By 1857 the industrial revolution had dawned. Coal and Ironstone mining was soon underway, and two blast furnaces beside the river produced pig-iron to be sent off to Whitby.All this activity brought with it a corresponding increase in workforce, and of course their families. A row of 33 cottages was built in the part of Beck Hole known as Buber Wood. It is around this time that we first hear of the Birch Hall Inn, when it was developed from two adjoining cottages to include a provisions store with accommodation above and a resident cobbler on the top floor. In 1860 it was granted a license to sell ‘Ale Porter, Cider and Perry’.The boom was short lived. By 1867 the mines had closed and the furnaces were dismantled. By 1871 only the Birch Hall Inn, the cottage opposite and The White House were occupied, and just 13 of the new cottages.

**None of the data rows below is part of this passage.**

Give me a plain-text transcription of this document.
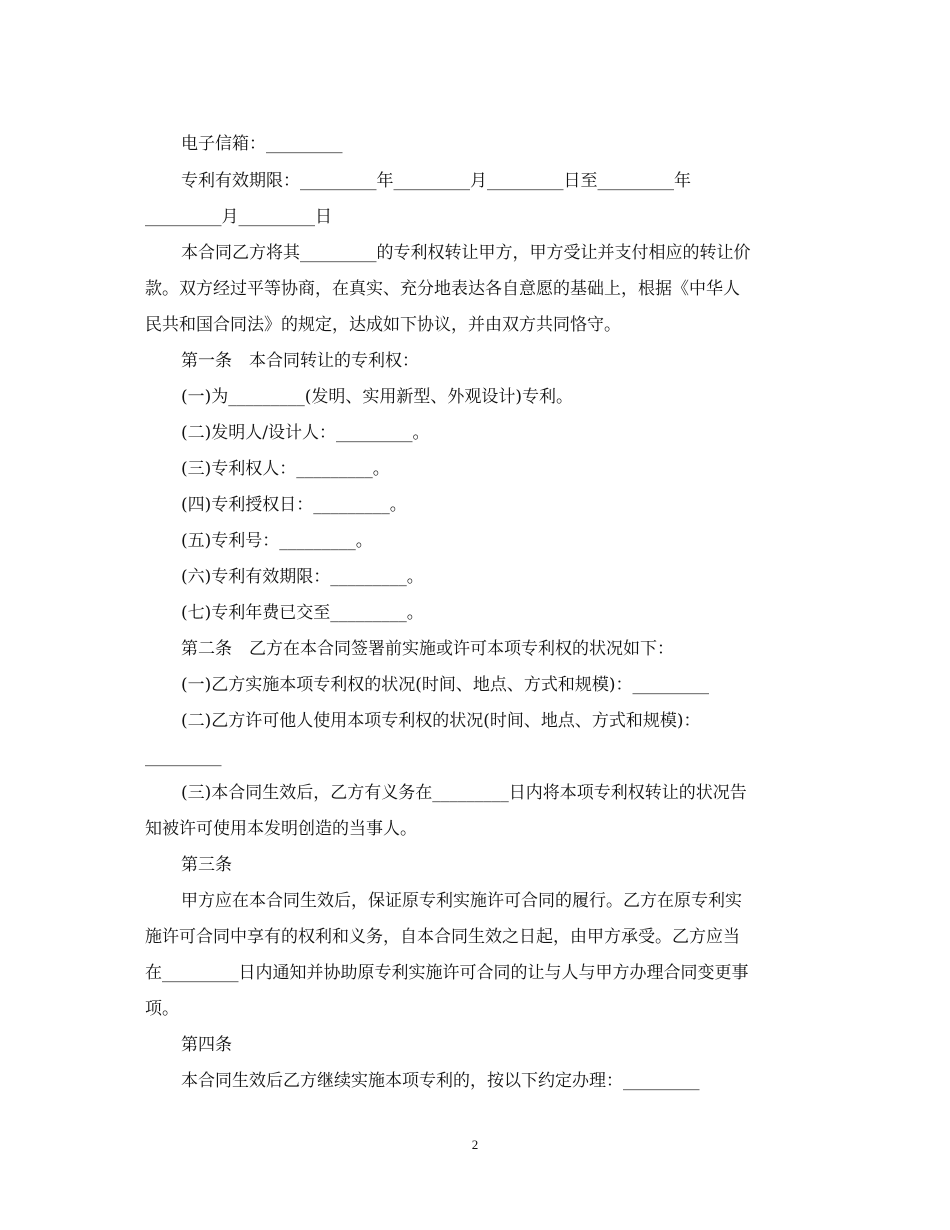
电子信箱：_________
专利有效期限：_________年_________月_________日至_________年
_________月_________日
本合同乙方将其_________的专利权转让甲方，甲方受让并支付相应的转让价
款。双方经过平等协商，在真实、充分地表达各自意愿的基础上，根据《中华人
民共和国合同法》的规定，达成如下协议，并由双方共同恪守。
第一条　本合同转让的专利权：
(一)为_________(发明、实用新型、外观设计)专利。
(二)发明人/设计人：_________。
(三)专利权人：_________。
(四)专利授权日：_________。
(五)专利号：_________。
(六)专利有效期限：_________。
(七)专利年费已交至_________。
第二条　乙方在本合同签署前实施或许可本项专利权的状况如下：
(一)乙方实施本项专利权的状况(时间、地点、方式和规模)：_________
(二)乙方许可他人使用本项专利权的状况(时间、地点、方式和规模)：
_________
(三)本合同生效后，乙方有义务在_________日内将本项专利权转让的状况告
知被许可使用本发明创造的当事人。
第三条
甲方应在本合同生效后，保证原专利实施许可合同的履行。乙方在原专利实
施许可合同中享有的权利和义务，自本合同生效之日起，由甲方承受。乙方应当
在_________日内通知并协助原专利实施许可合同的让与人与甲方办理合同变更事
项。
第四条
本合同生效后乙方继续实施本项专利的，按以下约定办理：_________
2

Once the cottages were all empty the whole row was demolished and the stone taken away to build Malton Station. All that remains to be seen is a few stone gateposts along the side of the path. Beck Hole slowly became a quiet backwater again, and has changed little since. In 1873 the stone bridge was built to replace the existing wooden footbridge with its ford alongside and demolition of the station buildings had provided stone for several new cottages. In 1940 the Lord Nelson Inn was closed and became a private house, leaving the Birch Hall inn as the only pub. Electricity came to Beck Hole in 1948 and eventually in 1952 the residents had the luxury of mains water instead of having to carry it from springs and streams.”
It was very picturesque with the river, twisting roads, railway bridge and the sheep, let’s not forget the sheep as they seem to grace all the roads in and out of Goathland and also many places in the village too. We then drove over the hill across the moor and back to join the A169. After a further 30 minutes of driving we entered the seaside town of Whitby. Whitby has many claims to fame, the abbey ruin at the top of the east cliff,the swing bridge across the River Esk,statues of James Cook and William Scoresby and a whalebone arch that all point to a maritime heritage. The town also has a strong literary tradition and has featured in literary works, television and cinema; most famously in Bram Stoker’s novel, Dracula.